Eight-year-old boys are at an in-between stage. They are no longer interested in Bob the Builder, but they are not old enough for teenage-themed birthday parties. Talk with the guest of honor to come up with something that will interest him and his friends.
Make invitations that look like maps. List the expedition date and time and an RSVP number if you need a head count. Close the invitations using a wax seal. Cover the front with bug stickers. For an activity, hide treasures in a sand box and have the children dig for them. The treasures can be fake pieces of jewelry, bones (save your chicken or turkey bones), or old-looking coins.
Make a pinata out of a cardboard box decorated to look like a crate. Fill it with toy bugs and snakes and candy. Hang it with a rope and let the children figure out how to get it open. Serve a cake with a treasure chest on it or have a baker decorate it with a picture of Indiana Jones. Serve it with gummy worms and punch that looks like blood.
Decorate invitations with the five Olympic rings. Border the invitations with flags from different countries. When each child arrives, have him pick a country to represent. Plan several games. Include an opening ceremony before the games; light a tiki torch to signify the torch used at the Olympics. Play tug-of-war, basketball shot and broad jump. Buy a bag of medals and give them to winners.
For food, make dishes from other countries, such as quesadillas from Mexico or pasta from Italy. Finish the party with a cake. Have a baker decorate it with Olympic symbols or make your own cake and write "The Cake of Champions" on it.
Appeal to sports fans by creating in the shape of a karate uniform.
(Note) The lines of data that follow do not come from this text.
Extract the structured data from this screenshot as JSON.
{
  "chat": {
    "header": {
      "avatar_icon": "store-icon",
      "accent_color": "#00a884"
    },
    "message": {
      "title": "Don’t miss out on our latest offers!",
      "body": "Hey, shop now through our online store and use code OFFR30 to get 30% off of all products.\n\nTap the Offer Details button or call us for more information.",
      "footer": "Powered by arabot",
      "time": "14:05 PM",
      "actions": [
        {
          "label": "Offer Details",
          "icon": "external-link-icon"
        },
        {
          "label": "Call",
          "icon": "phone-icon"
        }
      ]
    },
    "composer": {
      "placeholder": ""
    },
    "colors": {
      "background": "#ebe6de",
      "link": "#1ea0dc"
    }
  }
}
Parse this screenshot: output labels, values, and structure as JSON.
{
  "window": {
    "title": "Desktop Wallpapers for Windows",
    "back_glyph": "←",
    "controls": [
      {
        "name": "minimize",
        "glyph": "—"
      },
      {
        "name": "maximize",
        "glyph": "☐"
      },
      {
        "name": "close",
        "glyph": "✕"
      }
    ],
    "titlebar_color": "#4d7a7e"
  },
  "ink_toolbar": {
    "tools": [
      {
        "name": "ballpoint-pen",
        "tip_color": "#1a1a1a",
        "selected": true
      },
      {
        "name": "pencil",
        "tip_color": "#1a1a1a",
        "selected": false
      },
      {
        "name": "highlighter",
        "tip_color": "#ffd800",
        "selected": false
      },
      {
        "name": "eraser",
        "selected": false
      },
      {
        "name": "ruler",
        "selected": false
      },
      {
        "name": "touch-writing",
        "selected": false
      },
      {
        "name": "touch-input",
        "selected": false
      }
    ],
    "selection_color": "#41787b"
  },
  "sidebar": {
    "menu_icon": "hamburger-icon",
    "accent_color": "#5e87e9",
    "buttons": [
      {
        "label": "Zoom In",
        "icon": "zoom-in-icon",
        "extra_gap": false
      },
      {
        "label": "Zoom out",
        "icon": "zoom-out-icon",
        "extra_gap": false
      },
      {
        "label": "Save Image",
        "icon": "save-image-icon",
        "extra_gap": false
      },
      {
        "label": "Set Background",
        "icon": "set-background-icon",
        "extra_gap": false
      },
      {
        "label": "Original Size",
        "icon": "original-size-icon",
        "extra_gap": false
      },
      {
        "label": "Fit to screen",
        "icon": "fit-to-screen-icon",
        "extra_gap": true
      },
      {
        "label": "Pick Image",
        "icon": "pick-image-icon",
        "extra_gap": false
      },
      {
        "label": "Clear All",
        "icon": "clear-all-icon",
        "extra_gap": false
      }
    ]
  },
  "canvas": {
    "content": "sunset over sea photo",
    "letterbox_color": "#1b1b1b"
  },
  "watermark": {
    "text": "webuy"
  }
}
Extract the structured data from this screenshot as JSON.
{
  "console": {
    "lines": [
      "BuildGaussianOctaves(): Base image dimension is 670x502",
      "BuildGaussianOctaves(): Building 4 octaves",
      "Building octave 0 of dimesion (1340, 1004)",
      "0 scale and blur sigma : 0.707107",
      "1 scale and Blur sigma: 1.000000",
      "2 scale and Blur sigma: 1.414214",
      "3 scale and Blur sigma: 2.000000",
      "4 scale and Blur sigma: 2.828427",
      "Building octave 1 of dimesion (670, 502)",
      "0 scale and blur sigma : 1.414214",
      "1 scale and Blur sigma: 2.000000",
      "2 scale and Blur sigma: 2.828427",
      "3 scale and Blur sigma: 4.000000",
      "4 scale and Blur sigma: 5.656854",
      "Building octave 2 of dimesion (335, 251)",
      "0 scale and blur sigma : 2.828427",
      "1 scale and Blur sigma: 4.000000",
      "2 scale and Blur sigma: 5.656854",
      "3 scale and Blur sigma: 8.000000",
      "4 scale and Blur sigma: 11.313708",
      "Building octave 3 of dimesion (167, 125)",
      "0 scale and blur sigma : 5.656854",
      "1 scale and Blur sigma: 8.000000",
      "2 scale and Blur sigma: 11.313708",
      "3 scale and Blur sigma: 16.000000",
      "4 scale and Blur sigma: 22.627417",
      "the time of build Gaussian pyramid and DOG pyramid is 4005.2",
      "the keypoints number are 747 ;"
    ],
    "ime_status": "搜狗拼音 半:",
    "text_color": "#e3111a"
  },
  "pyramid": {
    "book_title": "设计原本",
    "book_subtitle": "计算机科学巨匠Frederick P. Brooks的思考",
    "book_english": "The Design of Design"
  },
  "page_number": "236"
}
When the children arrive, hand each a white karate belt to signify they are beginners. Hire a karate instructor to give lessons for one hour and ask if he would be willing to give each child a coupon for one free lesson at his studio; they may agree to gain long-term customers.
When the lessons are over, have the children pain karate headbands. Take an old sheet and cut it in to long strips that can be tied around each child's head. When they are ready to eat, serve a cake that is decorated with Karate font and a picture of a hand breaking through a piece of wood. Finish the party by showing the movie "The Karate Kid."